By Rachael Rettner | June 24, 2019 07:14am ET
The quest for new antibiotics has led researchers to a surprising candidate: the hemp compound CBD.
A new study finds that CBD, or cannabidiol, is “remarkably effective” at killing bacteria, at least in a test tube, the researchers in the new study said. The results showed that CBD had antibiotic effects against a number of so-called Gram-positive bacteria, including types of staph and strep bacteria, as well as strains that had become resistant to other antibiotic drugs.
The work will be presented June 23 in San Francisco at ASM Microbe, the annual meeting of the American Society for Microbiology; the research has not yet been published in a peer-reviewed journal.
CBD has garnered a lot of attention in recent years for its potential to provide therapeutic effects without producing the high typically associated with marijuana. But so far, the Food and Drug Administration (FDA) has approved CBD only in prescription-drug form for treating rare types of childhood epilepsy.
In addition, studies suggest that CBD may have anti-inflammatory effects, but whether it also has antibiotic effects has been unclear.
In the new study, the researchers tested whether a CBD could kill different types of bacteria.
In experiments in lab dishes, CBD did just as well as the prescription antibiotics vancomycin and daptomycin in killing certain strains of Staphylococcus and Streptococcus bacteria.

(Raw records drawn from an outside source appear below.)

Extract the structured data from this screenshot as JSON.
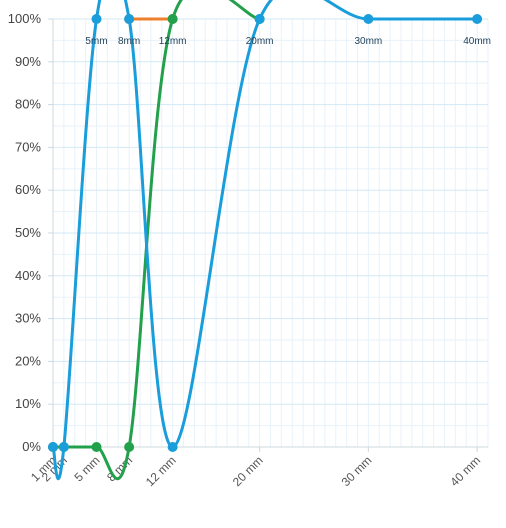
{
  "chart_data": {
    "type": "line",
    "xlabel": "",
    "ylabel": "",
    "xlim": [
      1,
      41
    ],
    "ylim": [
      0,
      100
    ],
    "grid": true,
    "y_ticks": [
      "0%",
      "10%",
      "20%",
      "30%",
      "40%",
      "50%",
      "60%",
      "70%",
      "80%",
      "90%",
      "100%"
    ],
    "x_ticks": [
      {
        "value": 1,
        "label": "1 mm"
      },
      {
        "value": 2,
        "label": "2 mm"
      },
      {
        "value": 5,
        "label": "5 mm"
      },
      {
        "value": 8,
        "label": "8 mm"
      },
      {
        "value": 12,
        "label": "12 mm"
      },
      {
        "value": 20,
        "label": "20 mm"
      },
      {
        "value": 30,
        "label": "30 mm"
      },
      {
        "value": 40,
        "label": "40 mm"
      }
    ],
    "point_labels": [
      {
        "x": 5,
        "text": "5mm"
      },
      {
        "x": 8,
        "text": "8mm"
      },
      {
        "x": 12,
        "text": "12mm"
      },
      {
        "x": 20,
        "text": "20mm"
      },
      {
        "x": 30,
        "text": "30mm"
      },
      {
        "x": 40,
        "text": "40mm"
      }
    ],
    "series": [
      {
        "color": "#ee7f2d",
        "points": [
          [
            8,
            100
          ],
          [
            12,
            100
          ]
        ]
      },
      {
        "color": "#22a04b",
        "points": [
          [
            1,
            0
          ],
          [
            2,
            0
          ],
          [
            5,
            0
          ],
          [
            8,
            0
          ],
          [
            12,
            100
          ],
          [
            20,
            100
          ]
        ]
      },
      {
        "color": "#1a9ddb",
        "points": [
          [
            1,
            0
          ],
          [
            2,
            0
          ],
          [
            5,
            100
          ],
          [
            8,
            100
          ],
          [
            12,
            0
          ],
          [
            20,
            100
          ],
          [
            30,
            100
          ],
          [
            40,
            100
          ]
        ]
      }
    ]
  }
}
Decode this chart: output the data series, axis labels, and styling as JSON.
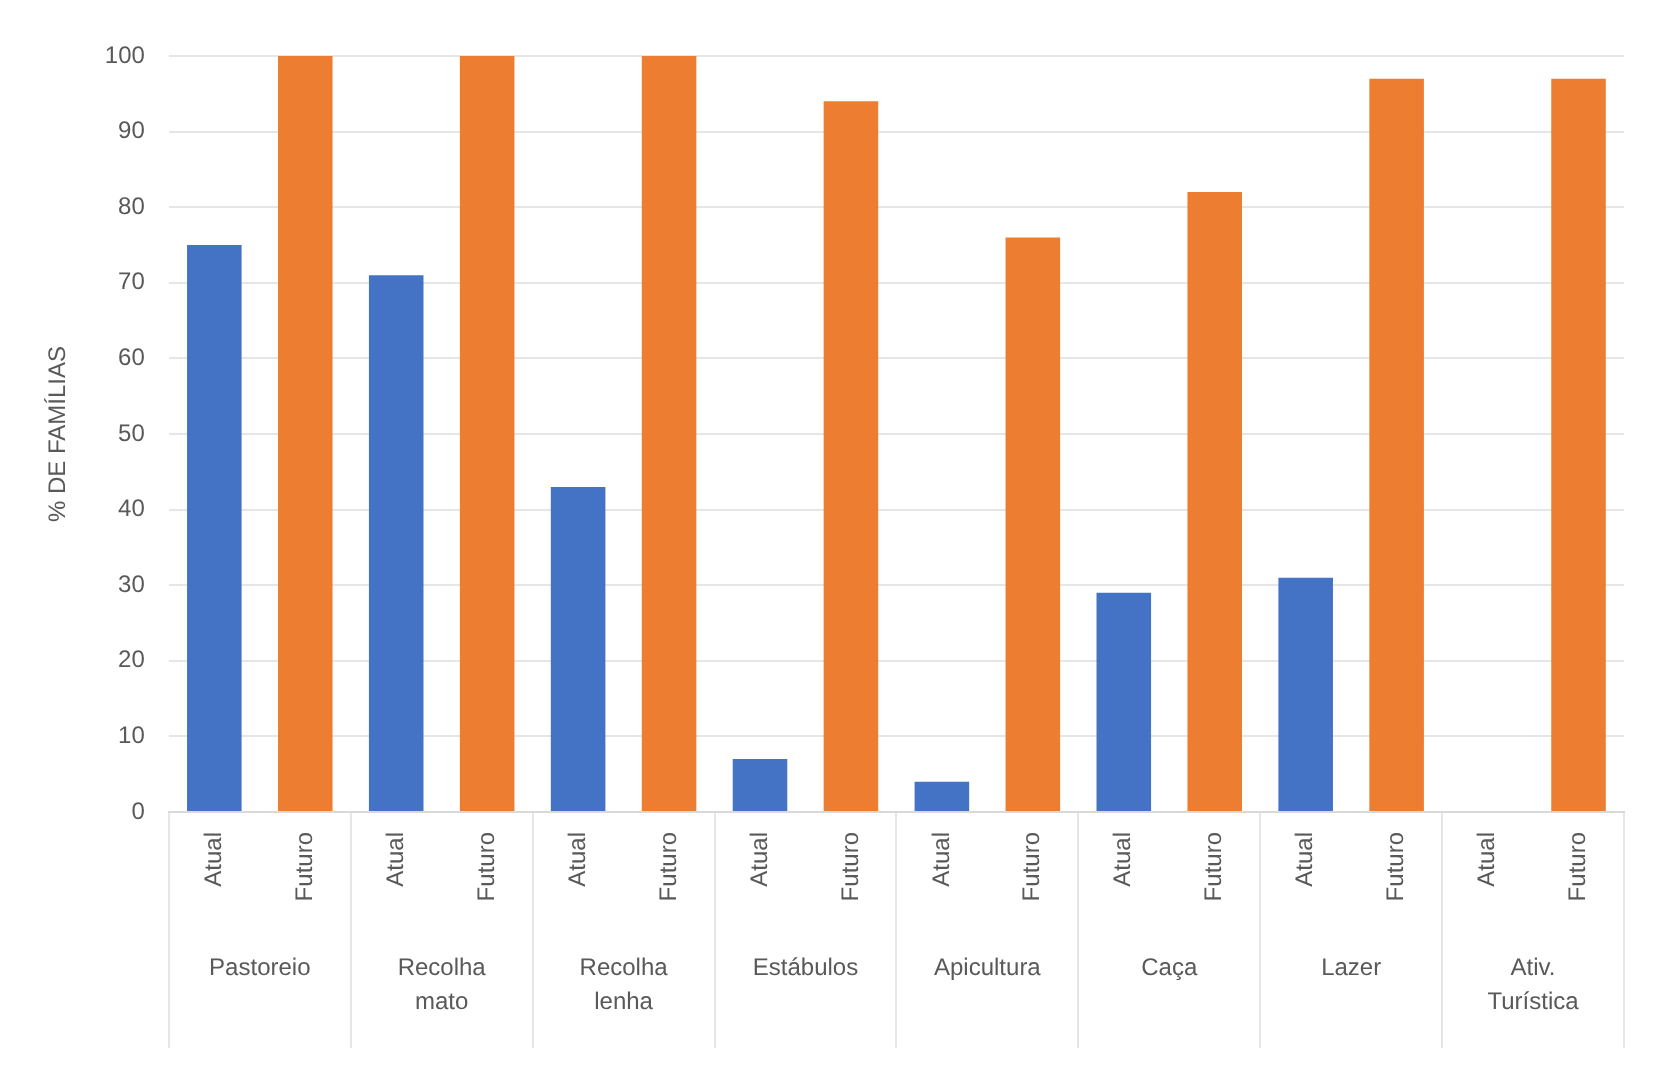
{
  "chart_data": {
    "type": "bar",
    "ylabel": "% DE FAMÍLIAS",
    "categories": [
      "Pastoreio",
      "Recolha mato",
      "Recolha lenha",
      "Estábulos",
      "Apicultura",
      "Caça",
      "Lazer",
      "Ativ. Turística"
    ],
    "series": [
      {
        "name": "Atual",
        "color": "#4472c4",
        "values": [
          75,
          71,
          43,
          7,
          4,
          29,
          31,
          0
        ]
      },
      {
        "name": "Futuro",
        "color": "#ed7d31",
        "values": [
          100,
          100,
          100,
          94,
          76,
          82,
          97,
          97
        ]
      }
    ],
    "ylim": [
      0,
      100
    ],
    "yticks": [
      0,
      10,
      20,
      30,
      40,
      50,
      60,
      70,
      80,
      90,
      100
    ],
    "grid": "y",
    "legend": false
  }
}
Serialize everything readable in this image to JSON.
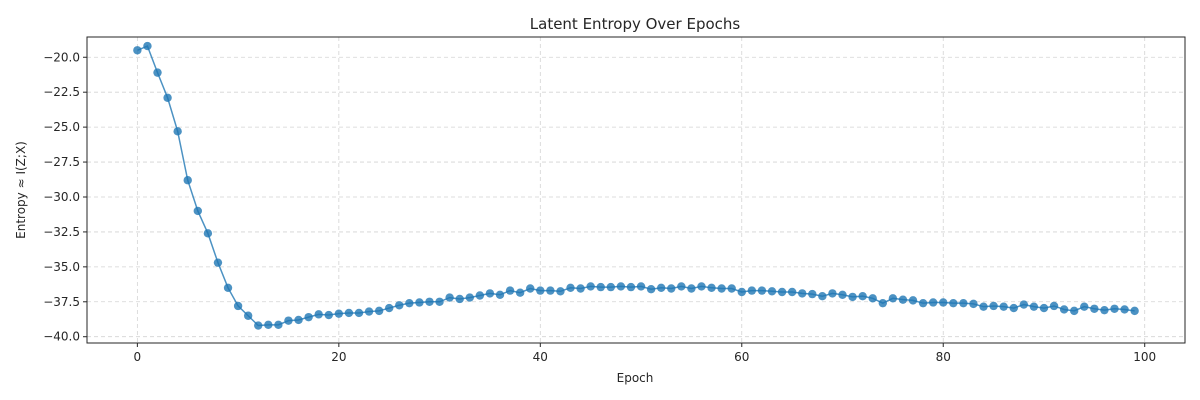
{
  "chart_data": {
    "type": "line",
    "title": "Latent Entropy Over Epochs",
    "xlabel": "Epoch",
    "ylabel": "Entropy ≈ I(Z;X)",
    "xlim": [
      -5,
      104
    ],
    "ylim": [
      -40.45,
      -18.55
    ],
    "xticks": [
      0,
      20,
      40,
      60,
      80,
      100
    ],
    "xtick_labels": [
      "0",
      "20",
      "40",
      "60",
      "80",
      "100"
    ],
    "yticks": [
      -20.0,
      -22.5,
      -25.0,
      -27.5,
      -30.0,
      -32.5,
      -35.0,
      -37.5,
      -40.0
    ],
    "ytick_labels": [
      "−20.0",
      "−22.5",
      "−25.0",
      "−27.5",
      "−30.0",
      "−32.5",
      "−35.0",
      "−37.5",
      "−40.0"
    ],
    "grid": true,
    "legend": "none",
    "markers": true,
    "series": [
      {
        "color": "#1f77b4",
        "x": [
          0,
          1,
          2,
          3,
          4,
          5,
          6,
          7,
          8,
          9,
          10,
          11,
          12,
          13,
          14,
          15,
          16,
          17,
          18,
          19,
          20,
          21,
          22,
          23,
          24,
          25,
          26,
          27,
          28,
          29,
          30,
          31,
          32,
          33,
          34,
          35,
          36,
          37,
          38,
          39,
          40,
          41,
          42,
          43,
          44,
          45,
          46,
          47,
          48,
          49,
          50,
          51,
          52,
          53,
          54,
          55,
          56,
          57,
          58,
          59,
          60,
          61,
          62,
          63,
          64,
          65,
          66,
          67,
          68,
          69,
          70,
          71,
          72,
          73,
          74,
          75,
          76,
          77,
          78,
          79,
          80,
          81,
          82,
          83,
          84,
          85,
          86,
          87,
          88,
          89,
          90,
          91,
          92,
          93,
          94,
          95,
          96,
          97,
          98,
          99
        ],
        "values": [
          -19.5,
          -19.2,
          -21.1,
          -22.9,
          -25.3,
          -28.8,
          -31.0,
          -32.6,
          -34.7,
          -36.5,
          -37.8,
          -38.5,
          -39.2,
          -39.15,
          -39.15,
          -38.85,
          -38.8,
          -38.6,
          -38.4,
          -38.45,
          -38.35,
          -38.3,
          -38.3,
          -38.2,
          -38.15,
          -37.95,
          -37.75,
          -37.6,
          -37.55,
          -37.5,
          -37.5,
          -37.2,
          -37.3,
          -37.2,
          -37.05,
          -36.9,
          -37.0,
          -36.7,
          -36.85,
          -36.55,
          -36.7,
          -36.7,
          -36.75,
          -36.5,
          -36.55,
          -36.4,
          -36.45,
          -36.45,
          -36.4,
          -36.45,
          -36.4,
          -36.6,
          -36.5,
          -36.55,
          -36.4,
          -36.55,
          -36.4,
          -36.5,
          -36.55,
          -36.55,
          -36.8,
          -36.7,
          -36.7,
          -36.75,
          -36.8,
          -36.8,
          -36.9,
          -36.95,
          -37.1,
          -36.9,
          -37.0,
          -37.15,
          -37.1,
          -37.25,
          -37.6,
          -37.25,
          -37.35,
          -37.4,
          -37.6,
          -37.55,
          -37.55,
          -37.6,
          -37.6,
          -37.65,
          -37.85,
          -37.8,
          -37.85,
          -37.95,
          -37.7,
          -37.85,
          -37.95,
          -37.8,
          -38.05,
          -38.15,
          -37.85,
          -38.0,
          -38.1,
          -38.0,
          -38.05,
          -38.15
        ]
      }
    ]
  }
}
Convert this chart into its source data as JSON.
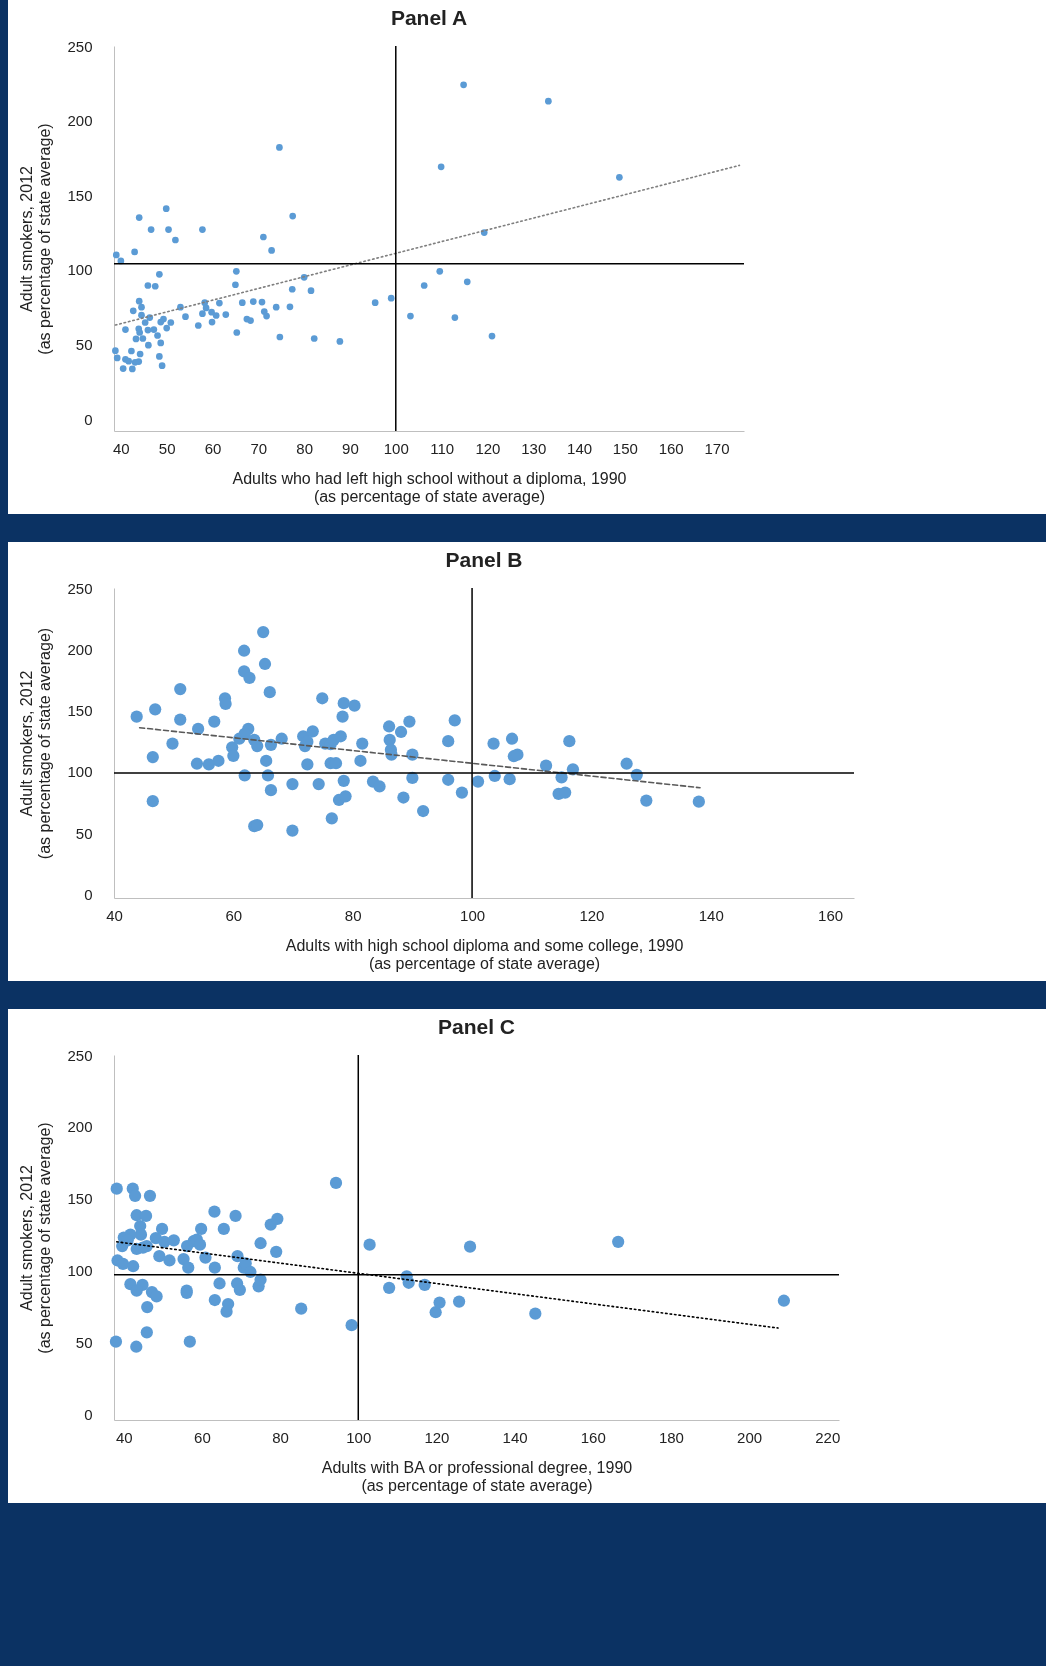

The compound even worked against strains of staph and strep bacteria that had become resistant to vancomycin and daptomycin, the authors said.
CBD also showed activity against bacterial biofilms, which form when bacteria secrete proteins to form films on surfaces. These biofilms can cause difficult-to-treat infections.
Experts cautioned that many different compounds appear to show antibiotic effects in lab dishes, known as “in vitro” experiments, but these findings don’t always translate to people.
Many more studies will be needed to see if CBD could be used as an antibiotic in people. Research will need to determine the dose needed to kill bacteria in the body, whether this dose is safe and how the antibiotic might be delivered.